We will not delude ourselves into believing that the threats, vilifications and Holocaust denials are merely empty words. We will never forget. We will always be vigilant.

The Holocaust author, K. Zetnick, in his testimony at the Eichman trial, called the death camps "another planet". But the horrors of the Holocaust occurred not in a far away world but right here on earth. It was not the work of beastly animals but of beastly men, of loathsome and despicable murderers.

The most important lesson of the Holocaust is that a murderous evil must be stopped early, when it is still in its infancy and before it can carry out its designs. The enlightened nations of the world must learn this lesson.

We, the Jewish nation, who lost a third of our people on Europe's blood-soaked soil, have learned that the only guarantee for defending our people is a strong State of Israel and the army of Israel.
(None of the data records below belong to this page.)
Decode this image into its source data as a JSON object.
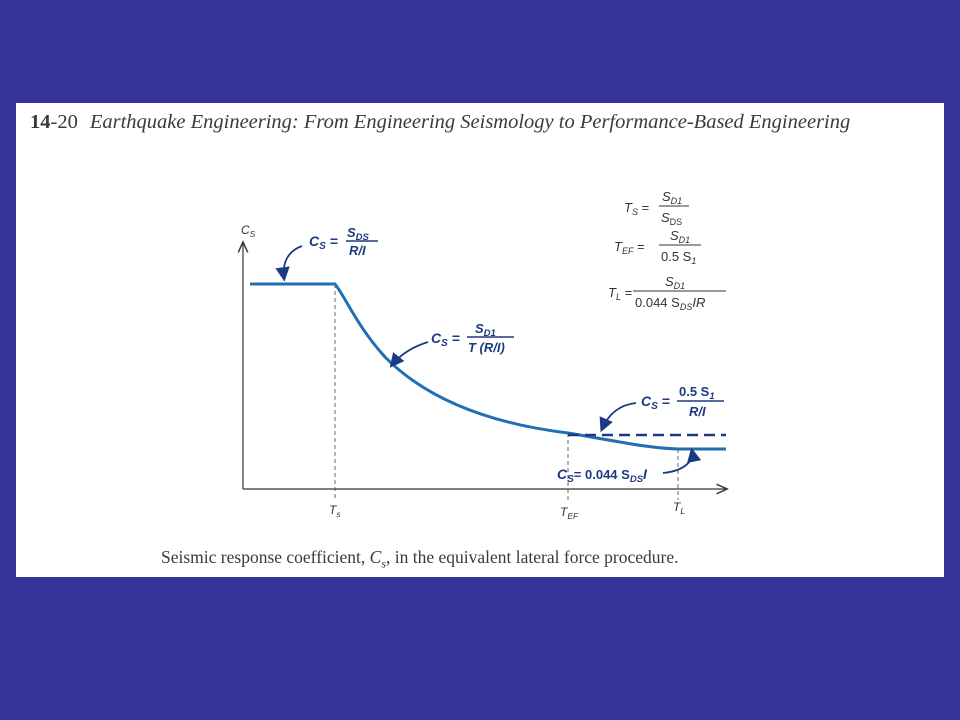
{
  "header": {
    "page_number_bold": "14",
    "page_number_rest": "-20",
    "book_title": "Earthquake Engineering: From Engineering Seismology to Performance-Based Engineering"
  },
  "figure": {
    "y_axis_label": "C",
    "y_axis_sub": "S",
    "x_ticks": [
      {
        "main": "T",
        "sub": "s"
      },
      {
        "main": "T",
        "sub": "EF"
      },
      {
        "main": "T",
        "sub": "L"
      }
    ],
    "formula_plateau": {
      "lhs": "C",
      "lhs_sub": "S",
      "num": "S",
      "num_sub": "DS",
      "den": "R/I"
    },
    "formula_descending": {
      "lhs": "C",
      "lhs_sub": "S",
      "num": "S",
      "num_sub": "D1",
      "den": "T (R/I)"
    },
    "formula_upper_limit": {
      "lhs": "C",
      "lhs_sub": "S",
      "num_pre": "0.5 S",
      "num_sub": "1",
      "den": "R/I"
    },
    "formula_lower_limit": {
      "lhs": "C",
      "lhs_sub": "S",
      "rhs_pre": "= 0.044 S",
      "rhs_sub": "DS",
      "rhs_post": "I"
    },
    "definitions": [
      {
        "lhs": "T",
        "lhs_sub": "S",
        "num": "S",
        "num_sub": "D1",
        "den": "S",
        "den_sub": "DS",
        "den_post": ""
      },
      {
        "lhs": "T",
        "lhs_sub": "EF",
        "num": "S",
        "num_sub": "D1",
        "den": "0.5 S",
        "den_sub": "1",
        "den_post": ""
      },
      {
        "lhs": "T",
        "lhs_sub": "L",
        "num": "S",
        "num_sub": "D1",
        "den": "0.044 S",
        "den_sub": "DS",
        "den_post": "IR"
      }
    ],
    "colors": {
      "curve": "#1f6fb2",
      "dashed_limit": "#1c3a82",
      "axis": "#333333",
      "text": "#1c3a82"
    }
  },
  "caption": {
    "pre": "Seismic response coefficient, ",
    "sym": "C",
    "sym_sub": "s",
    "post": ", in the equivalent lateral force procedure."
  }
}
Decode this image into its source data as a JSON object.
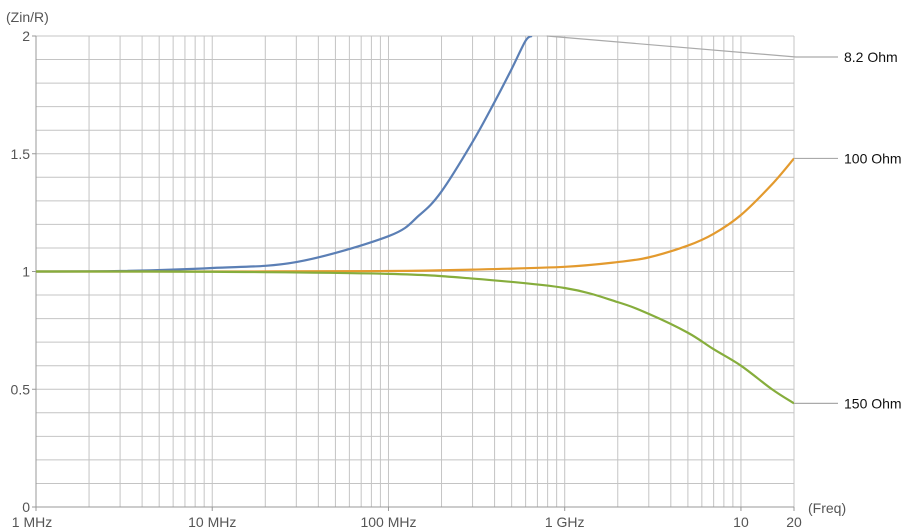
{
  "chart_data": {
    "type": "line",
    "xlabel": "(Freq)",
    "ylabel": "(Zin/R)",
    "x_scale": "log",
    "xlim": [
      1000000,
      20000000000
    ],
    "ylim": [
      0,
      2
    ],
    "grid": true,
    "x_ticks": [
      {
        "value": 1000000,
        "label": "1 MHz"
      },
      {
        "value": 10000000,
        "label": "10 MHz"
      },
      {
        "value": 100000000,
        "label": "100 MHz"
      },
      {
        "value": 1000000000,
        "label": "1 GHz"
      },
      {
        "value": 10000000000,
        "label": "10"
      },
      {
        "value": 20000000000,
        "label": "20"
      }
    ],
    "y_ticks": [
      {
        "value": 0,
        "label": "0"
      },
      {
        "value": 0.5,
        "label": "0.5"
      },
      {
        "value": 1,
        "label": "1"
      },
      {
        "value": 1.5,
        "label": "1.5"
      },
      {
        "value": 2,
        "label": "2"
      }
    ],
    "series": [
      {
        "name": "8.2 Ohm",
        "color": "#5b7fb5",
        "x": [
          1000000,
          3000000,
          10000000,
          30000000,
          100000000,
          150000000,
          200000000,
          300000000,
          400000000,
          500000000,
          600000000,
          650000000
        ],
        "y": [
          1.0,
          1.002,
          1.015,
          1.04,
          1.15,
          1.24,
          1.34,
          1.55,
          1.72,
          1.86,
          1.98,
          2.0
        ]
      },
      {
        "name": "100 Ohm",
        "color": "#e39a2e",
        "x": [
          1000000,
          10000000,
          100000000,
          300000000,
          1000000000,
          2000000000,
          3000000000,
          5000000000,
          7000000000,
          10000000000,
          15000000000,
          20000000000
        ],
        "y": [
          1.0,
          1.0,
          1.002,
          1.008,
          1.02,
          1.04,
          1.06,
          1.11,
          1.16,
          1.24,
          1.37,
          1.48
        ]
      },
      {
        "name": "150 Ohm",
        "color": "#86ad3c",
        "x": [
          1000000,
          10000000,
          100000000,
          300000000,
          1000000000,
          2000000000,
          3000000000,
          5000000000,
          7000000000,
          10000000000,
          15000000000,
          20000000000
        ],
        "y": [
          1.0,
          0.999,
          0.99,
          0.97,
          0.93,
          0.87,
          0.82,
          0.74,
          0.67,
          0.6,
          0.5,
          0.44
        ]
      }
    ],
    "legend": "right",
    "leader_color": "#aaaaaa"
  }
}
We have learned to warn the nations of the world of approaching danger but at the same time to prepare to defend ourselves.
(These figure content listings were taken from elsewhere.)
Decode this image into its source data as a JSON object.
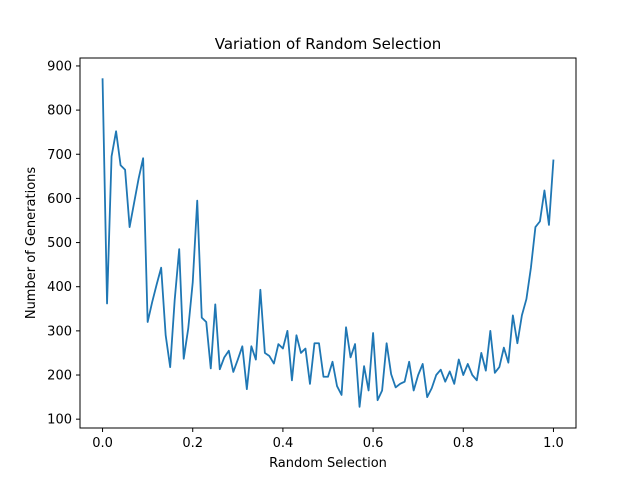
{
  "chart_data": {
    "type": "line",
    "title": "Variation of Random Selection",
    "xlabel": "Random Selection",
    "ylabel": "Number of Generations",
    "xlim": [
      -0.05,
      1.05
    ],
    "ylim": [
      80,
      918
    ],
    "xticks": [
      0.0,
      0.2,
      0.4,
      0.6,
      0.8,
      1.0
    ],
    "xtick_labels": [
      "0.0",
      "0.2",
      "0.4",
      "0.6",
      "0.8",
      "1.0"
    ],
    "yticks": [
      100,
      200,
      300,
      400,
      500,
      600,
      700,
      800,
      900
    ],
    "ytick_labels": [
      "100",
      "200",
      "300",
      "400",
      "500",
      "600",
      "700",
      "800",
      "900"
    ],
    "grid": false,
    "line_color": "#1f77b4",
    "series": [
      {
        "x": [
          0.0,
          0.01,
          0.02,
          0.03,
          0.04,
          0.05,
          0.06,
          0.07,
          0.08,
          0.09,
          0.1,
          0.11,
          0.12,
          0.13,
          0.14,
          0.15,
          0.16,
          0.17,
          0.18,
          0.19,
          0.2,
          0.21,
          0.22,
          0.23,
          0.24,
          0.25,
          0.26,
          0.27,
          0.28,
          0.29,
          0.3,
          0.31,
          0.32,
          0.33,
          0.34,
          0.35,
          0.36,
          0.37,
          0.38,
          0.39,
          0.4,
          0.41,
          0.42,
          0.43,
          0.44,
          0.45,
          0.46,
          0.47,
          0.48,
          0.49,
          0.5,
          0.51,
          0.52,
          0.53,
          0.54,
          0.55,
          0.56,
          0.57,
          0.58,
          0.59,
          0.6,
          0.61,
          0.62,
          0.63,
          0.64,
          0.65,
          0.66,
          0.67,
          0.68,
          0.69,
          0.7,
          0.71,
          0.72,
          0.73,
          0.74,
          0.75,
          0.76,
          0.77,
          0.78,
          0.79,
          0.8,
          0.81,
          0.82,
          0.83,
          0.84,
          0.85,
          0.86,
          0.87,
          0.88,
          0.89,
          0.9,
          0.91,
          0.92,
          0.93,
          0.94,
          0.95,
          0.96,
          0.97,
          0.98,
          0.99,
          1.0
        ],
        "y": [
          872,
          362,
          695,
          752,
          675,
          665,
          535,
          590,
          645,
          691,
          320,
          365,
          405,
          443,
          290,
          218,
          370,
          485,
          237,
          305,
          410,
          595,
          330,
          320,
          215,
          360,
          213,
          240,
          255,
          207,
          235,
          265,
          168,
          265,
          235,
          393,
          250,
          243,
          226,
          270,
          260,
          300,
          188,
          290,
          250,
          260,
          180,
          272,
          272,
          196,
          196,
          230,
          175,
          155,
          308,
          240,
          270,
          128,
          220,
          165,
          295,
          143,
          165,
          272,
          202,
          172,
          180,
          185,
          230,
          165,
          200,
          225,
          150,
          170,
          200,
          212,
          185,
          208,
          180,
          235,
          200,
          225,
          200,
          188,
          250,
          210,
          300,
          205,
          218,
          262,
          228,
          335,
          272,
          335,
          372,
          443,
          535,
          548,
          618,
          540,
          688
        ]
      }
    ]
  }
}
As the head of the Jewish state, I pledge to you today: We will never again permit evil to snuff out the life of our people and the life of our own country.

I came here today from Jerusalem to say to those who perished here: The people of Israel live! We have returned to our homeland, to the land of our fathers, to our capital Jerusalem. We have come from every corner of the earth - Holocaust survivors and Jewish refugees from Arab lands, Jews from the Soviet Union and Ethiopia, Poland and Yemen, Romania and Iraq, France and Morocco, Jews from seventy lands and five continents.
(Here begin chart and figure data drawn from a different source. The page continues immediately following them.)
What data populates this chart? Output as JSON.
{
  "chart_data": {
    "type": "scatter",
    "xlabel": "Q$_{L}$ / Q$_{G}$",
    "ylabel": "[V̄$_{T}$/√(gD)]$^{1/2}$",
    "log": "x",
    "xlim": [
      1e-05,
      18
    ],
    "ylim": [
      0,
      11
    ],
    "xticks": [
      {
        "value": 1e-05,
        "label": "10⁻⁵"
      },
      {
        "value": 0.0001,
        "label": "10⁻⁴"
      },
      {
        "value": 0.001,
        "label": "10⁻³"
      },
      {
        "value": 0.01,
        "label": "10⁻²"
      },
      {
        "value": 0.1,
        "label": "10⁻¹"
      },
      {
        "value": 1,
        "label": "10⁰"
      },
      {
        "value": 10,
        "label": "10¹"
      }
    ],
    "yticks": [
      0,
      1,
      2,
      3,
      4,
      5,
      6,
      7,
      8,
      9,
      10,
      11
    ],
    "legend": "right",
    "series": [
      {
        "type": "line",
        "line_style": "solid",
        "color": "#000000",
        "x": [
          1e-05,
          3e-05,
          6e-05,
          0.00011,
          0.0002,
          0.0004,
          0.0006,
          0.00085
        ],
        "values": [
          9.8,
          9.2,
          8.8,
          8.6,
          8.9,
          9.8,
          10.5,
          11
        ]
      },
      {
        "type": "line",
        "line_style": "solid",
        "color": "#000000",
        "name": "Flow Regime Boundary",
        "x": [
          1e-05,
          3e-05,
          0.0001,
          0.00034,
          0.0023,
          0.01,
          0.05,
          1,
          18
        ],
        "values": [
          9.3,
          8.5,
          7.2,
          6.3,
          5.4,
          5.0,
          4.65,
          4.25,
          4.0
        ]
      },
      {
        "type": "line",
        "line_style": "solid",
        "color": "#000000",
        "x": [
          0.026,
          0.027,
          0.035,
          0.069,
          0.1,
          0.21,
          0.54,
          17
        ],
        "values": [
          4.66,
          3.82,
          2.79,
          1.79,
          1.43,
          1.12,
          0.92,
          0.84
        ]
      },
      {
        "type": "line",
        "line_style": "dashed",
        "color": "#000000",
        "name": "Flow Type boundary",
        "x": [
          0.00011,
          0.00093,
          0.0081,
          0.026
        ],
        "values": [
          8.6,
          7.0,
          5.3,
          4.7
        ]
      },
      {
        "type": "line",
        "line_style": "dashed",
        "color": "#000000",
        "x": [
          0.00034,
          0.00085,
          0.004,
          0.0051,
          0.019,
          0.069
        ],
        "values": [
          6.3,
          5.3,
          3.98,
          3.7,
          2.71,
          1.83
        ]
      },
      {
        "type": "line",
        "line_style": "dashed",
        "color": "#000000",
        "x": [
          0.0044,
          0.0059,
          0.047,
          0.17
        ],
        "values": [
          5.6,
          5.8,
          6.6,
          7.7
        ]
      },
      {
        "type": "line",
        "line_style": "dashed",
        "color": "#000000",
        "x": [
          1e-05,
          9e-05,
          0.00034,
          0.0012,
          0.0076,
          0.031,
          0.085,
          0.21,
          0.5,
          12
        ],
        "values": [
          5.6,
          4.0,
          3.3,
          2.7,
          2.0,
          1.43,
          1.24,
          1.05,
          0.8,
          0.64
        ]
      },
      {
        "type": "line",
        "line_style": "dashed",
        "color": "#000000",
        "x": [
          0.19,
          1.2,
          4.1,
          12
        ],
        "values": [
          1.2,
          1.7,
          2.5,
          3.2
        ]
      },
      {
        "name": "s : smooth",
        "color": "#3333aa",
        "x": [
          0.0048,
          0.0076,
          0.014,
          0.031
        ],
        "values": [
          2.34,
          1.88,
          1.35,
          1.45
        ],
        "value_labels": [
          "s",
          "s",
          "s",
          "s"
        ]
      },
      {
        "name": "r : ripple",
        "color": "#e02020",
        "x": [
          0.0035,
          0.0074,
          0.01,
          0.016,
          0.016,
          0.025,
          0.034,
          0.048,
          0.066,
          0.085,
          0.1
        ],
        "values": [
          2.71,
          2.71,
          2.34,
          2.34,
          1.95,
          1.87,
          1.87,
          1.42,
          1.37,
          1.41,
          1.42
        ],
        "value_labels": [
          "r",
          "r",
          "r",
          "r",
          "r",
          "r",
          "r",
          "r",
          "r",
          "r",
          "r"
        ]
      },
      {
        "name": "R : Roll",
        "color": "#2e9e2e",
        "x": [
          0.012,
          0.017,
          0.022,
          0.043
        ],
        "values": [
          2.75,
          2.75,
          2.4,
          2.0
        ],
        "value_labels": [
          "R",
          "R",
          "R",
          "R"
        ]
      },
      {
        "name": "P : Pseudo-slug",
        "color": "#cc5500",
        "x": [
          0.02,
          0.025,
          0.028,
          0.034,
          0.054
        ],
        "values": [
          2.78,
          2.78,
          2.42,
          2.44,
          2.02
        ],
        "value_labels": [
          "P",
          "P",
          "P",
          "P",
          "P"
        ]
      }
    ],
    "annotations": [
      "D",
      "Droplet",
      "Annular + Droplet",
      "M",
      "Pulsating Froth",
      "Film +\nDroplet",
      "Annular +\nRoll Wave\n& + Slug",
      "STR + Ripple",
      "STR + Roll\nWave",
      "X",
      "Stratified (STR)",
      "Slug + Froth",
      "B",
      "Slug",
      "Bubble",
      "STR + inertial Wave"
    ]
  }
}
Some who came almost didn’t make it. Barracks #16 at the Birkenau death camp, a few meters from here, housed a17-year old Jewish youth who suffered from the 80 lashes he received in the Ghetto from his Nazi tormenters. No one believed the boy would live, but he survived and escaped from the camp. With the victory over the Nazis 65 years ago, he immigrated to Israel. Fifteen years later, he was the Israeli police officer guarding Adolph Eichmann when the Jewish state brought the Nazi henchmen to justice.

That young man is Michael Goldman. With his wife Eva, he raised a family in Israel, and they have five children and nine grandchildren. Michael is with us here today - a witness to the Holocaust, a witness to the redemption.

The Jewish people rose from ashes and destruction, from a terrible pain that can never be healed. Armed with the Jewish spirit, the justice of man, and the vision of the prophets, we sprouted new branches and grew deep roots. Dry bones became covered with flesh, a spirit filled them, and they lived and stood on their own feet.

As Ezekiel prophesized:
"Then He said unto me: These bones are the whole House of Israel. They say, 'Our bones are dried up, our hope is gone; we are doomed.' Prophecy, therefore, and say to them: Thus said the Lord God: I am going to open your graves and lift you out of your graves, O My people, and bring you to the land of Israel."

I stand here today on the ground where so many of my people perished - and I am not alone. The State of Israel and all the Jewish people stand with me. We bow our heads to honor your memory and lift our heads as we raise our flag, a flag of blue and white with a Star of David in its center.

And everyone sees. And everyone hears. And everyone knows - that our hope is not lost.